Contractual and employment models
While contractual models and employment conditions fall outside the remit of the Faculty, we recognise that workplace cultures and practices are important to attracting, training and retaining staff. Improved opportunities for flexible training and working are paramount. Workplans and contracts must also provide sufficient time to allow for education and training, supervision, research, CPD and other professional duties – as well as clinical responsibilities – to enable public health specialists to have meaningful, rewarding and varied workloads.
One factor that does need to be addressed in public health is the disparity in pay, primarily between public health specialists working in local government (on LG pay grades) and those working for the NHS, DHSC or national public health bodies (usually on NHS AfC pay scales).

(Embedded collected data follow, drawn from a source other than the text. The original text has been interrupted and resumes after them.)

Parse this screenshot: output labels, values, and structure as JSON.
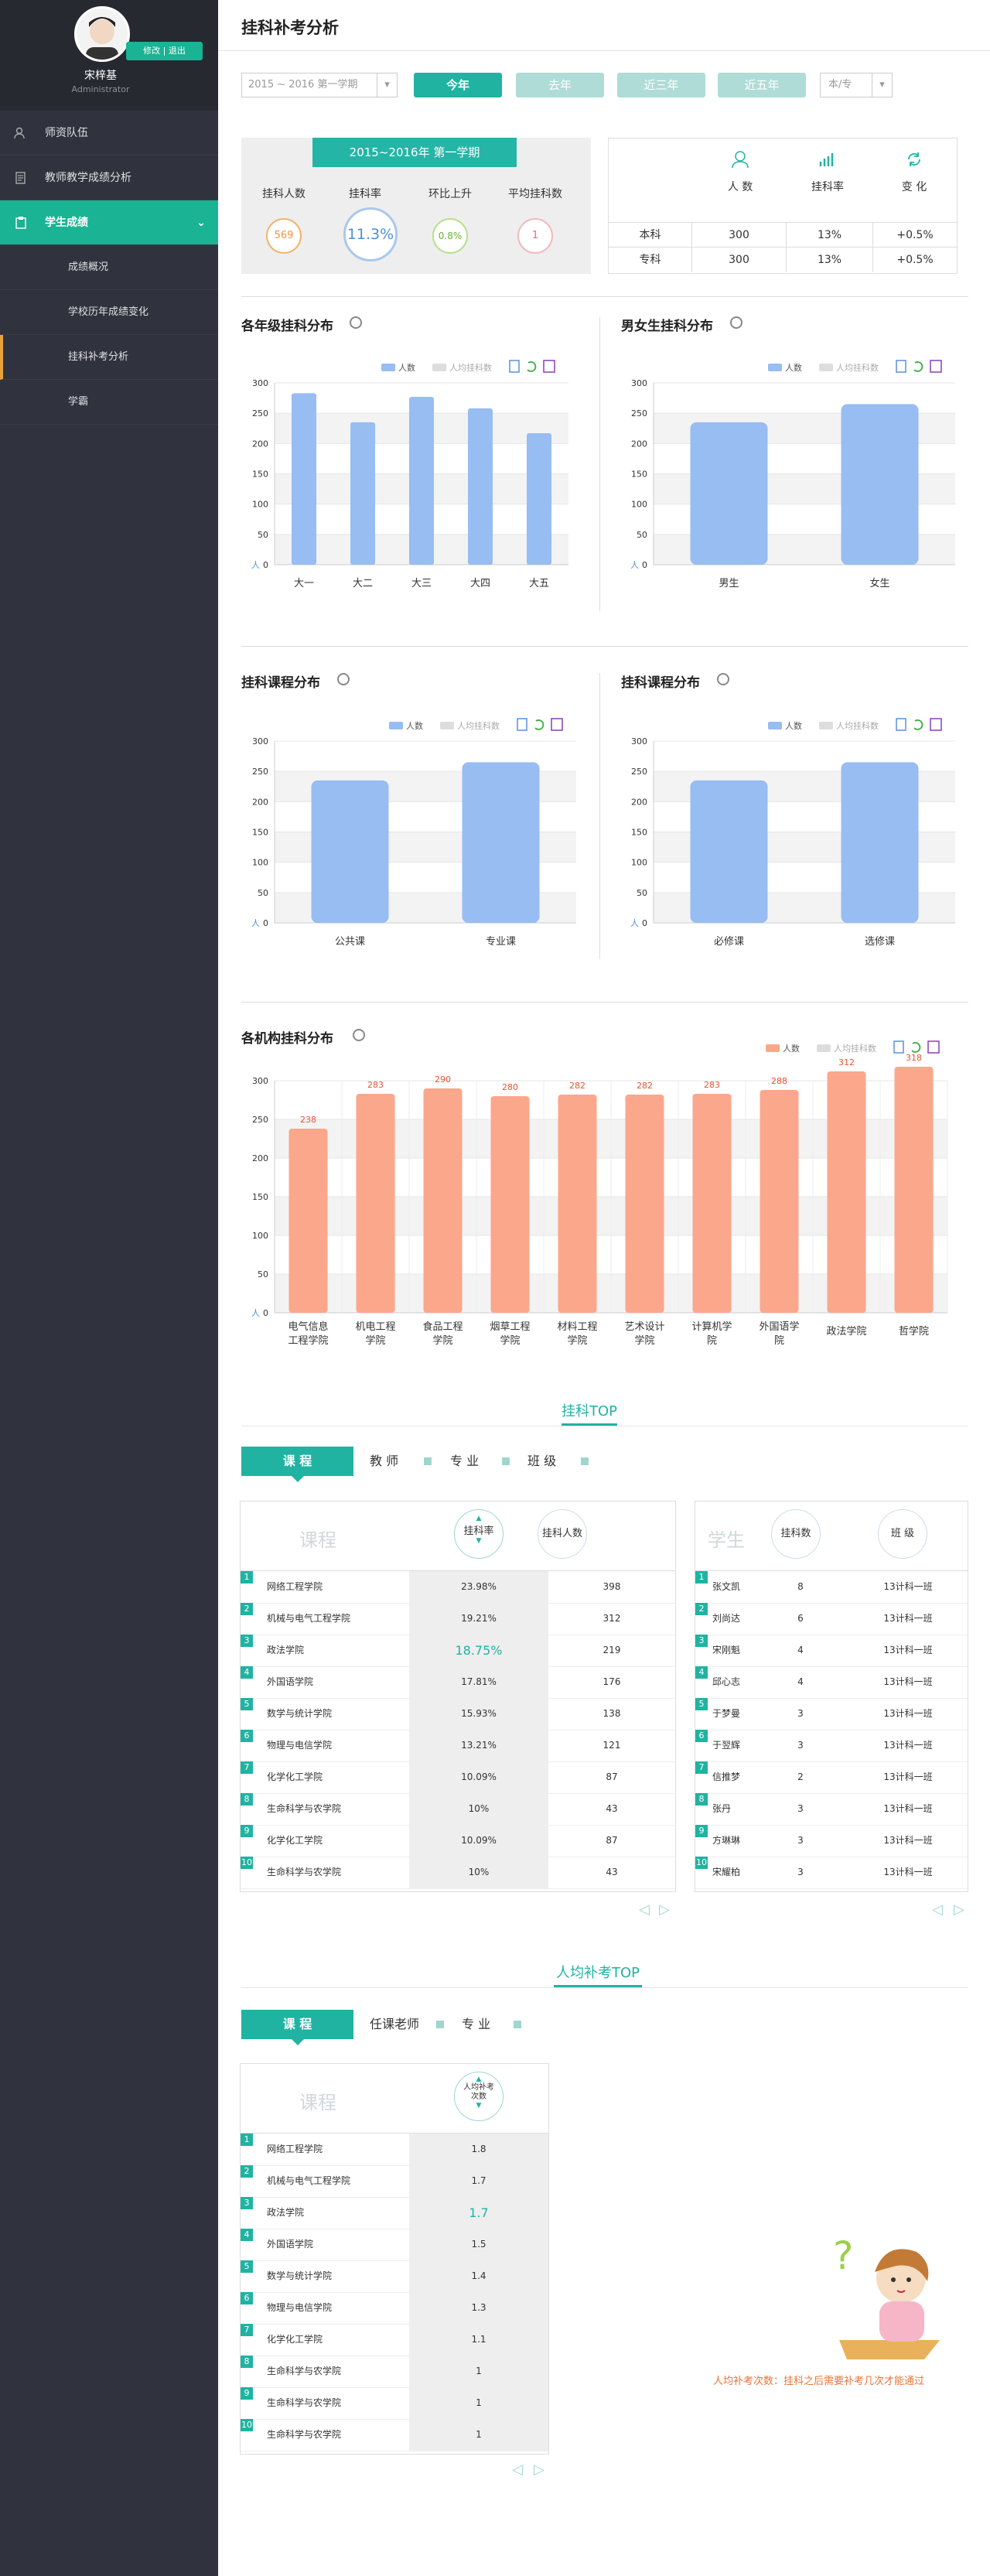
{
  "user": {
    "name": "宋梓基",
    "role": "Administrator",
    "action": "修改 | 退出"
  },
  "sidebar": {
    "items": [
      {
        "label": "师资队伍"
      },
      {
        "label": "教师教学成绩分析"
      },
      {
        "label": "学生成绩"
      }
    ],
    "sub": [
      {
        "label": "成绩概况"
      },
      {
        "label": "学校历年成绩变化"
      },
      {
        "label": "挂科补考分析"
      },
      {
        "label": "学霸"
      }
    ]
  },
  "header": {
    "title": "挂科补考分析"
  },
  "filters": {
    "term": "2015 ~ 2016 第一学期",
    "buttons": [
      "今年",
      "去年",
      "近三年",
      "近五年"
    ],
    "major": "本/专"
  },
  "stats": {
    "banner": "2015~2016年 第一学期",
    "labels": [
      "挂科人数",
      "挂科率",
      "环比上升",
      "平均挂科数"
    ],
    "values": [
      "569",
      "11.3%",
      "0.8%",
      "1"
    ],
    "right_headers": [
      "人 数",
      "挂科率",
      "变 化"
    ],
    "rows": [
      {
        "name": "本科",
        "count": "300",
        "rate": "13%",
        "change": "+0.5%"
      },
      {
        "name": "专科",
        "count": "300",
        "rate": "13%",
        "change": "+0.5%"
      }
    ]
  },
  "legend": {
    "count": "人数",
    "avg": "人均挂科数"
  },
  "charts": {
    "grade": {
      "title": "各年级挂科分布",
      "categories": [
        "大一",
        "大二",
        "大三",
        "大四",
        "大五"
      ],
      "values": [
        283,
        235,
        277,
        258,
        217
      ]
    },
    "gender": {
      "title": "男女生挂科分布",
      "categories": [
        "男生",
        "女生"
      ],
      "values": [
        235,
        265
      ]
    },
    "course1": {
      "title": "挂科课程分布",
      "categories": [
        "公共课",
        "专业课"
      ],
      "values": [
        235,
        265
      ]
    },
    "course2": {
      "title": "挂科课程分布",
      "categories": [
        "必修课",
        "选修课"
      ],
      "values": [
        235,
        265
      ]
    },
    "college": {
      "title": "各机构挂科分布",
      "categories": [
        "电气信息工程学院",
        "机电工程学院",
        "食品工程学院",
        "烟草工程学院",
        "材料工程学院",
        "艺术设计学院",
        "计算机学院",
        "外国语学院",
        "政法学院",
        "哲学院"
      ],
      "values": [
        238,
        283,
        290,
        280,
        282,
        282,
        283,
        288,
        312,
        318
      ]
    },
    "ylabels": [
      "300",
      "250",
      "200",
      "150",
      "100",
      "50",
      "0"
    ],
    "yunit": "人"
  },
  "top": {
    "title": "挂科TOP",
    "tabs": [
      "课 程",
      "教 师",
      "专 业",
      "班 级"
    ],
    "course_head": "课程",
    "col_rate": "挂科率",
    "col_count": "挂科人数",
    "rows": [
      {
        "n": "1",
        "name": "网络工程学院",
        "rate": "23.98%",
        "count": "398"
      },
      {
        "n": "2",
        "name": "机械与电气工程学院",
        "rate": "19.21%",
        "count": "312"
      },
      {
        "n": "3",
        "name": "政法学院",
        "rate": "18.75%",
        "count": "219"
      },
      {
        "n": "4",
        "name": "外国语学院",
        "rate": "17.81%",
        "count": "176"
      },
      {
        "n": "5",
        "name": "数学与统计学院",
        "rate": "15.93%",
        "count": "138"
      },
      {
        "n": "6",
        "name": "物理与电信学院",
        "rate": "13.21%",
        "count": "121"
      },
      {
        "n": "7",
        "name": "化学化工学院",
        "rate": "10.09%",
        "count": "87"
      },
      {
        "n": "8",
        "name": "生命科学与农学院",
        "rate": "10%",
        "count": "43"
      },
      {
        "n": "9",
        "name": "化学化工学院",
        "rate": "10.09%",
        "count": "87"
      },
      {
        "n": "10",
        "name": "生命科学与农学院",
        "rate": "10%",
        "count": "43"
      }
    ],
    "student_head": "学生",
    "col_fails": "挂科数",
    "col_class": "班 级",
    "students": [
      {
        "n": "1",
        "name": "张文凯",
        "fails": "8",
        "cls": "13计科一班"
      },
      {
        "n": "2",
        "name": "刘尚达",
        "fails": "6",
        "cls": "13计科一班"
      },
      {
        "n": "3",
        "name": "宋刚魁",
        "fails": "4",
        "cls": "13计科一班"
      },
      {
        "n": "4",
        "name": "邱心志",
        "fails": "4",
        "cls": "13计科一班"
      },
      {
        "n": "5",
        "name": "于梦曼",
        "fails": "3",
        "cls": "13计科一班"
      },
      {
        "n": "6",
        "name": "于翌辉",
        "fails": "3",
        "cls": "13计科一班"
      },
      {
        "n": "7",
        "name": "信推梦",
        "fails": "2",
        "cls": "13计科一班"
      },
      {
        "n": "8",
        "name": "张丹",
        "fails": "3",
        "cls": "13计科一班"
      },
      {
        "n": "9",
        "name": "方琳琳",
        "fails": "3",
        "cls": "13计科一班"
      },
      {
        "n": "10",
        "name": "宋耀柏",
        "fails": "3",
        "cls": "13计科一班"
      }
    ]
  },
  "avg": {
    "title": "人均补考TOP",
    "tabs": [
      "课 程",
      "任课老师",
      "专 业"
    ],
    "course_head": "课程",
    "col": "人均补考次数",
    "rows": [
      {
        "n": "1",
        "name": "网络工程学院",
        "v": "1.8"
      },
      {
        "n": "2",
        "name": "机械与电气工程学院",
        "v": "1.7"
      },
      {
        "n": "3",
        "name": "政法学院",
        "v": "1.7"
      },
      {
        "n": "4",
        "name": "外国语学院",
        "v": "1.5"
      },
      {
        "n": "5",
        "name": "数学与统计学院",
        "v": "1.4"
      },
      {
        "n": "6",
        "name": "物理与电信学院",
        "v": "1.3"
      },
      {
        "n": "7",
        "name": "化学化工学院",
        "v": "1.1"
      },
      {
        "n": "8",
        "name": "生命科学与农学院",
        "v": "1"
      },
      {
        "n": "9",
        "name": "生命科学与农学院",
        "v": "1"
      },
      {
        "n": "10",
        "name": "生命科学与农学院",
        "v": "1"
      }
    ],
    "note": "人均补考次数：挂科之后需要补考几次才能通过"
  }
}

This is a longstanding concern and has led to significant inequities between similarly qualified and experienced specialists working across the public health family.
Additionally, there should be formal recognition and protection of the title ‘consultant’ within all institutions with responsibility for delivering statutory public health responsibilities, to mirror the protection and status afforded to colleagues working in similar levels and grades within the NHS.
Integrated Care Systems (ICSs)
The Faculty supports the direction of travel towards greater integration across care systems. We welcome the development of ICSs and greater integration both within the NHS and between the NHS and local government, which present vital opportunities to drive improvements in public health outcomes and health inequalities. We expect public health experts to play a significant role in these partnerships, specifically including local authority directors of public health and their teams who can support, inform and guide approaches to population health management and improvement. Public health leaders are able to identify and address local population health needs, but the ICBs must be given the appropriate levers to make high-level policy changes.